Not long after, another similar fall. I’ve been seen by a doctor and all that but in spite of the clean bill of health, I feel different. I’ve found myself to be in a bad mood. Not depressed, mind you, but I find myself in a state of being pissed off at things that wouldn’t normally give me a second notice.
I am historically the most easy going, friendly guy ever. Honest. Lately, I feel like I’ve been a dick. Not to my wife per se, but just in general. Like finding myself in a moment that requires some patience yet feeling my blood begin to boil. I don't act out in anti-social ways, breaking things or causing a scene, but I have noticed more of those heavy sighs and rolled eyeballs the way a 12 year-old girl might respond to a mother.
This all could be a function of me just getting older, more forgetful, more disgusted with the world around me. Or I could have knocked something loose when I fell and hit my noggin. I’m going to bring it up to my doctor. But the question is, do any of you go through phases of just being mad? This is a new thing for me.
If that wasn't strange enough, I need to take you back a few weeks ago to this post about my friend Co-Worker Rick. If you missed it, the cautionary tale was that you should delete all our old e-mails because you could die unexpectedly and your kids might see e-mails you wish they hadn't.
Things may not have been as I first thought. Yes, the daughter has the e-mails, yes she has seen the videos and pictures Rick sent me of his girlfriends and conquests. Of course she saw pics of my wife's boobs, though in fairness, they may have been pics my wife sent him (she would do that from time to time).
No, the big news here is that Rick had showed his daughter. Before you totally freak, again, we are talking an adult aged daughter her. But still, gross.
Between conversations with the daughter (it was like pulling teeth before she would really open up about it all) and the ex-live-in girlfriend who knew it all, it turned out that Rick would get very loose-lipped during bar conversations with his daughter. He used her as someone to lean on. I get that, but to show your daughter a video of you engaged in sex acts? I'm sorry, call me a prude...
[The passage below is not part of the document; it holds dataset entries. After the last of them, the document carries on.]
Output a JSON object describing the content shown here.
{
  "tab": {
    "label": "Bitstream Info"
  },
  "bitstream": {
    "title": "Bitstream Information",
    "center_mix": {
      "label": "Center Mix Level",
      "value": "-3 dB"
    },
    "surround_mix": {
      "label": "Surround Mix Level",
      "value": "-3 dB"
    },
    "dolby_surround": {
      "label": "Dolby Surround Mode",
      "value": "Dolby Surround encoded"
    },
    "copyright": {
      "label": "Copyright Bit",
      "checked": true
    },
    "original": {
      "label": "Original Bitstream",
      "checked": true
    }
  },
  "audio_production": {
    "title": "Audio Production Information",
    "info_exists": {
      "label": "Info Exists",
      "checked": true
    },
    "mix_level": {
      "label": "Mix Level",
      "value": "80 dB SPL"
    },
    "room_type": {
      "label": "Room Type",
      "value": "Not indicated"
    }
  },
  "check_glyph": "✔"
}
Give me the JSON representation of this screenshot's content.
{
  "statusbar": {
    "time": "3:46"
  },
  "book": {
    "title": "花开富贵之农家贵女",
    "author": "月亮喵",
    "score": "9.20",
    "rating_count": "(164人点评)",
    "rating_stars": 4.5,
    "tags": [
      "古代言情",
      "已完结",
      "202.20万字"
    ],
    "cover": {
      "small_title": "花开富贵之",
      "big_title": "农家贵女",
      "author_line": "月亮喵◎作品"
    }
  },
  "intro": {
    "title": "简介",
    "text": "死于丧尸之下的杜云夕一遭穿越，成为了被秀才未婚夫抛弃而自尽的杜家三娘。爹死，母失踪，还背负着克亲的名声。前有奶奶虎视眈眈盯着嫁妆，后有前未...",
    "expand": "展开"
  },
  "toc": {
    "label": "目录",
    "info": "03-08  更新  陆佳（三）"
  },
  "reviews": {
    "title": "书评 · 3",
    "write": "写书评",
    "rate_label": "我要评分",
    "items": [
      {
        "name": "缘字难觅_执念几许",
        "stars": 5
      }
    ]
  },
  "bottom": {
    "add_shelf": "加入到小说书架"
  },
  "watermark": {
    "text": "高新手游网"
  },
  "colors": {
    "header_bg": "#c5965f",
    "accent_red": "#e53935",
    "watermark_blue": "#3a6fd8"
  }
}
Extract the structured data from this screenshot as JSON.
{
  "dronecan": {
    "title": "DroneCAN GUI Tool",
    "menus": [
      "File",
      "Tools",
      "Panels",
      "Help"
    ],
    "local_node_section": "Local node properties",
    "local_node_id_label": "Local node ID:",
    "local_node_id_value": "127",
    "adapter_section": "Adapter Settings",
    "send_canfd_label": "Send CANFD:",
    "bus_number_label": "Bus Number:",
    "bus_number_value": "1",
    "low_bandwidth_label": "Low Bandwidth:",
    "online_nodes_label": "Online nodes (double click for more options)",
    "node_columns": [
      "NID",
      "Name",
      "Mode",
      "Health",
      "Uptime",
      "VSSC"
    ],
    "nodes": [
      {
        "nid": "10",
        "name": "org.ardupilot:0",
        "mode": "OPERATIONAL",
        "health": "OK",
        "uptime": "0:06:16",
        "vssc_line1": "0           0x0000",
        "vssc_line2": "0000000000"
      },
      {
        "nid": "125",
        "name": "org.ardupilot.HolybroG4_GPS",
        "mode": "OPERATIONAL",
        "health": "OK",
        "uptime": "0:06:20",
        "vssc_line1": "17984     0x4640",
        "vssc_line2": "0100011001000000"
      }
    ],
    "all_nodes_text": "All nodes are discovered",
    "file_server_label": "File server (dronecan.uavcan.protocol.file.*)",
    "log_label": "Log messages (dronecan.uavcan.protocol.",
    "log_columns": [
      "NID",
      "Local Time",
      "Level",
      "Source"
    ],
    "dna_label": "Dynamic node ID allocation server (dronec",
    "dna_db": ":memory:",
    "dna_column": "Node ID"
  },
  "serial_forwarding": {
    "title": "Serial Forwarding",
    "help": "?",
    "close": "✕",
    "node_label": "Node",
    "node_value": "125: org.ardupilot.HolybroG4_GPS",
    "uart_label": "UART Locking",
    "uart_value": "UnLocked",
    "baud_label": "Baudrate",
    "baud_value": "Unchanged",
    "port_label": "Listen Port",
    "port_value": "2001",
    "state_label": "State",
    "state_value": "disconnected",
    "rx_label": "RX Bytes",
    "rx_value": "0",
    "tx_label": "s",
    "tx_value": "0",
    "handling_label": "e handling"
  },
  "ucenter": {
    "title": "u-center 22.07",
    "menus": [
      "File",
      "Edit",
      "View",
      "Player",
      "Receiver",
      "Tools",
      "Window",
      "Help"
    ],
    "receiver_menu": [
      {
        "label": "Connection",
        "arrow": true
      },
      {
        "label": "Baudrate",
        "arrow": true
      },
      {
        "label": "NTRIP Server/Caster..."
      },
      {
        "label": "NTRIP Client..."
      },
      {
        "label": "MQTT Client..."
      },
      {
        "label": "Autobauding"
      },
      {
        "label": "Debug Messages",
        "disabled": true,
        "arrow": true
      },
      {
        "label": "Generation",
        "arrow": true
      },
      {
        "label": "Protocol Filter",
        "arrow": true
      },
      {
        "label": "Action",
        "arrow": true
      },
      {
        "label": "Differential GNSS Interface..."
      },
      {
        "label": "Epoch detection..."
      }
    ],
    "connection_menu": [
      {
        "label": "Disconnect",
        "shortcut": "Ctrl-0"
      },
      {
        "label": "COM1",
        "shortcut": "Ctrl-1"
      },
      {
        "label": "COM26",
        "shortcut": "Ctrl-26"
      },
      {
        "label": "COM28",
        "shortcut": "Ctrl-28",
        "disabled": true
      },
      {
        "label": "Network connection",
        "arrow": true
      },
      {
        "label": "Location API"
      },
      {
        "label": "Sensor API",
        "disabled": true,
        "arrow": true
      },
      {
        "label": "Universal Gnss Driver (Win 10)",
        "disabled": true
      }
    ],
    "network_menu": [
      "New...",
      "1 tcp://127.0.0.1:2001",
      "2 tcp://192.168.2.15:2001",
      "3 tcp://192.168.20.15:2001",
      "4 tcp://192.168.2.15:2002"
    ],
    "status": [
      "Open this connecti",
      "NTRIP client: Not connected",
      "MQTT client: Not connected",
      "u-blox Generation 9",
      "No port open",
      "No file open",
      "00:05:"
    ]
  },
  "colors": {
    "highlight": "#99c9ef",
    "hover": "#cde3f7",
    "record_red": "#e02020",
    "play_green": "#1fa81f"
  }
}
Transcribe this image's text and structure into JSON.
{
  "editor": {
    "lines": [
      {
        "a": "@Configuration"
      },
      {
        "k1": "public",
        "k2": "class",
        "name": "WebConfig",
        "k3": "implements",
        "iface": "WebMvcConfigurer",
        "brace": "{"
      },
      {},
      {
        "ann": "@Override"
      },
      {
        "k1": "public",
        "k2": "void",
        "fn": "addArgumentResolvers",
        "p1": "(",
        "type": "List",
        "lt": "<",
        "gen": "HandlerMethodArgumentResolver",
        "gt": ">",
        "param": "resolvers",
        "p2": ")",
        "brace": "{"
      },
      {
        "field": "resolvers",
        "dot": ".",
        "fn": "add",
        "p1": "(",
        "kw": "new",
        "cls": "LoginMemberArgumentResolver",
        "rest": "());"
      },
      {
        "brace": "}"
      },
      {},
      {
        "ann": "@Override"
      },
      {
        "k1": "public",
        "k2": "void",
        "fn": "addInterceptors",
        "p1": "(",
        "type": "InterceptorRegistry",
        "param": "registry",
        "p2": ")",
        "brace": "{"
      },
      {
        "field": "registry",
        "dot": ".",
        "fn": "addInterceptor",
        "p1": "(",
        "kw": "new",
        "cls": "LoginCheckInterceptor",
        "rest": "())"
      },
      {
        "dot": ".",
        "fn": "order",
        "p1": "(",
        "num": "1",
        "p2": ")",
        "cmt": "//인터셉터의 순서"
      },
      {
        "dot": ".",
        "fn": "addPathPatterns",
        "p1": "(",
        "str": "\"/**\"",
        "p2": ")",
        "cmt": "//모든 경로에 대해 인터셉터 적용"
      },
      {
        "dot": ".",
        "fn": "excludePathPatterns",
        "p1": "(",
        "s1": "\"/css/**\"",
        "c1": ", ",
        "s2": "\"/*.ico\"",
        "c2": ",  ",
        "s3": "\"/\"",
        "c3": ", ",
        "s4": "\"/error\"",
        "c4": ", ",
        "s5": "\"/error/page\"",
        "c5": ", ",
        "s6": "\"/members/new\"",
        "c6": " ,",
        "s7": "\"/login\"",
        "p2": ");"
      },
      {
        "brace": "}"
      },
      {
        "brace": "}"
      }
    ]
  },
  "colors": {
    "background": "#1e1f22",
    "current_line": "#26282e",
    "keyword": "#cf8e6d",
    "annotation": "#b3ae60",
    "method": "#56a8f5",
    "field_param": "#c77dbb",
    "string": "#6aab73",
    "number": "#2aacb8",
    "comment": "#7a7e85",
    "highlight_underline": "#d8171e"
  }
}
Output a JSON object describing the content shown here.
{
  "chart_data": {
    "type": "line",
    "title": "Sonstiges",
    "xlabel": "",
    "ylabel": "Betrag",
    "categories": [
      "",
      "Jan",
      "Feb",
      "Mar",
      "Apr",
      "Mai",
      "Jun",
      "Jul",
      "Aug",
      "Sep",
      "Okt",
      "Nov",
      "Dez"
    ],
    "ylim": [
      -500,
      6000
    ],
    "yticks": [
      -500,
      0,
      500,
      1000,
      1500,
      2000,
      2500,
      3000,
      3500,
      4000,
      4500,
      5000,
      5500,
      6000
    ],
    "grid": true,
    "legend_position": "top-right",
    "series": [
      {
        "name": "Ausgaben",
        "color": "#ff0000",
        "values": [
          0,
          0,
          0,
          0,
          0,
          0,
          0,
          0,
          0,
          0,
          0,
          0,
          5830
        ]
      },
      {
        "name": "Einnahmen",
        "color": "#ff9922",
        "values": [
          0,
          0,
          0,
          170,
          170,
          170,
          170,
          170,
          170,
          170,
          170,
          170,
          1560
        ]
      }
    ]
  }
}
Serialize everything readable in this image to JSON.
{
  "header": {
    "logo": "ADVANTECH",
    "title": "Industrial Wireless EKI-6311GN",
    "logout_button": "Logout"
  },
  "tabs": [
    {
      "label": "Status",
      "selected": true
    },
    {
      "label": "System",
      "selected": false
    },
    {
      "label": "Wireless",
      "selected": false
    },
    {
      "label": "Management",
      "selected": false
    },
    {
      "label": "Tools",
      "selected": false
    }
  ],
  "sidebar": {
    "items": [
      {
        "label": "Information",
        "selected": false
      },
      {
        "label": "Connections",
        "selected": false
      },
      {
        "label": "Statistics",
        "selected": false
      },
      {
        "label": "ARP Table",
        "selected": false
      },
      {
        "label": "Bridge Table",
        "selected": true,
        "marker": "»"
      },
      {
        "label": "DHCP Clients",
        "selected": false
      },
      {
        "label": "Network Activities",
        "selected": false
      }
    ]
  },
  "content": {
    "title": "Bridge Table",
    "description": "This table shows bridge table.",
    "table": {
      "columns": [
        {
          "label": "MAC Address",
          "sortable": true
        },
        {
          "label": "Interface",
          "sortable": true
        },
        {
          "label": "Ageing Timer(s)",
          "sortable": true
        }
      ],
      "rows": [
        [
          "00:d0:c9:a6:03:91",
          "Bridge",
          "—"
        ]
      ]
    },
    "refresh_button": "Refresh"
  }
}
Once this all came out and it was no longer me feeling bad that my friend had BURDENED his daughter with finding his naughty e-mails after he died, but instead that he was that open with her before he died, I felt a little queasy.
Besides the extreme lack of talent, grammatical skills and self-motivation, the reason I've never attempted to write professionally about this lifestyle is that I haven't been able to imagine the moment my kids would read about it. My kids who are adults and are clearly their own sexual beings. I hate that our society has made all this taboo, but frankly, as open as I am about these things with strangers on the Internet or people I meet, I just don't see the value in sharing my sexual story with my kids.
I have been so jealous of those brilliant writers and podcasters who can just open up knowing that their parents, siblings and children will know it all. Granted, this is why I am out as bi to most people I know, but not my kids, siblings or parents. Maybe I'm the problem.
When I talked with Rick's daughter about this she just laughed it off. She said it wasn't like she didn't hear him having sex with his conquests or live-in girlfriends, so why shouldn't she talk to him about it afterwards? I'm both horrified and jealous. But I just don't think I'll ever sit down with my kids and say, "Wow, you should have seen the cum on mom's tits and how I licked it off."